The internet is not short of affiliate program round-ups. Most of them are scraped from other round-ups, stuffed with the same dozen programs, and optimised for search ranking rather than your actual experience recommending them. This list comes from a different place: programs I or contributors to this site have personally used, recommended, and received commissions from.
The criteria: minimum 20% commission on the first sale, recurring commission or high average order value, a product or service we would recommend to a close friend, and a company with a track record of actually paying on time.
1. Convertkit / Kit (email marketing)
30% recurring commission for the lifetime of the referred customer. Kit is the email platform most blogging-adjacent creators actually use, which means your recommendation is credible. The recurring structure means a single referral can pay you for years. Cookie window: 90 days.

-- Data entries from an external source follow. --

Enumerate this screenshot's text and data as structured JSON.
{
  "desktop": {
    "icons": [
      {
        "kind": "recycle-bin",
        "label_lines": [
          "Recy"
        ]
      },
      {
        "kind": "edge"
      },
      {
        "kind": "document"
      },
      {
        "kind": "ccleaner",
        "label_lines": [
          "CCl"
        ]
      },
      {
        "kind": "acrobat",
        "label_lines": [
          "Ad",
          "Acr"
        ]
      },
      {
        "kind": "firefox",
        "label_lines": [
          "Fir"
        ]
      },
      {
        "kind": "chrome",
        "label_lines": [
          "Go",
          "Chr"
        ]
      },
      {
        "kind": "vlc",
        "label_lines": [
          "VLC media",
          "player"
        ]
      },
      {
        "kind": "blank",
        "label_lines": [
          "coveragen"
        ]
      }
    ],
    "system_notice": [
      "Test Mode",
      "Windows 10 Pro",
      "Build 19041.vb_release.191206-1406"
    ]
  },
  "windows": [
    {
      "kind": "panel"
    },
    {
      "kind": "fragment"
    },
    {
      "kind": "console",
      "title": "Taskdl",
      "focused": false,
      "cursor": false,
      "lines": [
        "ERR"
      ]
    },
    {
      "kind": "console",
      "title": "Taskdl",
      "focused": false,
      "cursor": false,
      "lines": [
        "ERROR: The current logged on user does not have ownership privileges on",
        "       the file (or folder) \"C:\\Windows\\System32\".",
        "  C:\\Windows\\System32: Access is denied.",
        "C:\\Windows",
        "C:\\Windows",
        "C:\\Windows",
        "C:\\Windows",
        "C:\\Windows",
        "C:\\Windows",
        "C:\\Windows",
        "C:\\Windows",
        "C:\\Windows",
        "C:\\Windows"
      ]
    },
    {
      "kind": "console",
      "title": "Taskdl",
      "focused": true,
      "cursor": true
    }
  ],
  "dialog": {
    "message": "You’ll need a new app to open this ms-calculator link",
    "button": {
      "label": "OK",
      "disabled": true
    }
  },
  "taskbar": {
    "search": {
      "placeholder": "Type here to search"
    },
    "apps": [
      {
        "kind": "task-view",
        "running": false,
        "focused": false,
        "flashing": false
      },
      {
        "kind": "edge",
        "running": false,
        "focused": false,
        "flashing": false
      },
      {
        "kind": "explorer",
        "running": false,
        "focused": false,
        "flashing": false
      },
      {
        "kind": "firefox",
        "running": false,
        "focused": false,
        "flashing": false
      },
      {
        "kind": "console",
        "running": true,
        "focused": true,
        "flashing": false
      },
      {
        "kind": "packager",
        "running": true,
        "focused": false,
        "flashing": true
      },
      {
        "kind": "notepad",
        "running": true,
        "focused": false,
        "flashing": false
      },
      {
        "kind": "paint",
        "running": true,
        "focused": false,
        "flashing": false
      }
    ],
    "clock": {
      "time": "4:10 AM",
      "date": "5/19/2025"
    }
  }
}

2. Teachable (course hosting)
30% recurring commission. Course creation is booming in 2026 and Teachable remains one of the most beginner-friendly platforms. If your audience includes aspiring course creators, this converts well with minimal promotional effort. Their affiliate portal is well-managed and pays reliably.
3. Canva Pro
Up to $36 per Pro subscriber referred. Canva's free tier is so widely used that recommending the Pro upgrade is a natural, low-friction conversation. High conversion rate because the free tier already has your reader's trust. Cookie window: 30 days.
4. Semrush
$200 per subscription sale, $10 per free trial activation. High commission for a high-value B2B tool. Best for blogs with an audience of bloggers, content marketers, or business owners interested in SEO. The commission per sale is among the highest in the content marketing niche.
5. Bluehost / SiteGround (web hosting)
$65–150 per referred customer depending on the plan. Web hosting affiliate programs are a staple of blogging income because every new blogger needs hosting. Best suited for blogs that teach blogging or online business basics. High competition in SERPs, but high conversion rates when the audience is actively shopping.
6. Amazon Associates
1–10% commission depending on category, but unmatched in breadth. Works for almost any niche. The commission is lower per transaction, but the conversion rate is high because readers already trust Amazon. Best used for product roundups and physical product recommendations. Cookie window: 24 hours.
7. Thrivecart (shopping cart software)
35–50% commission on a lifetime deal product. Thrivecart is a one-time-purchase shopping cart platform used by digital product creators. Lifetime deals convert well when promoted to the right audience. The commission on a single sale can be $150–300+.
The trust rule
Never promote a product you have not used or would not use. Readers who trust you enough to click an affiliate link will notice — and remember — if your recommendation turns out to be hollow.
Frequently asked questions
How many affiliate programs should I join at once?
Start with two to three that are most relevant to your current content. Depth beats breadth — a blog that genuinely understands and recommends three tools converts better than one that passively mentions twenty.
When do affiliate commissions get paid?
Most programs pay 30–60 days after the transaction clears their refund window. Check the payment schedule and minimum threshold before promoting any program heavily.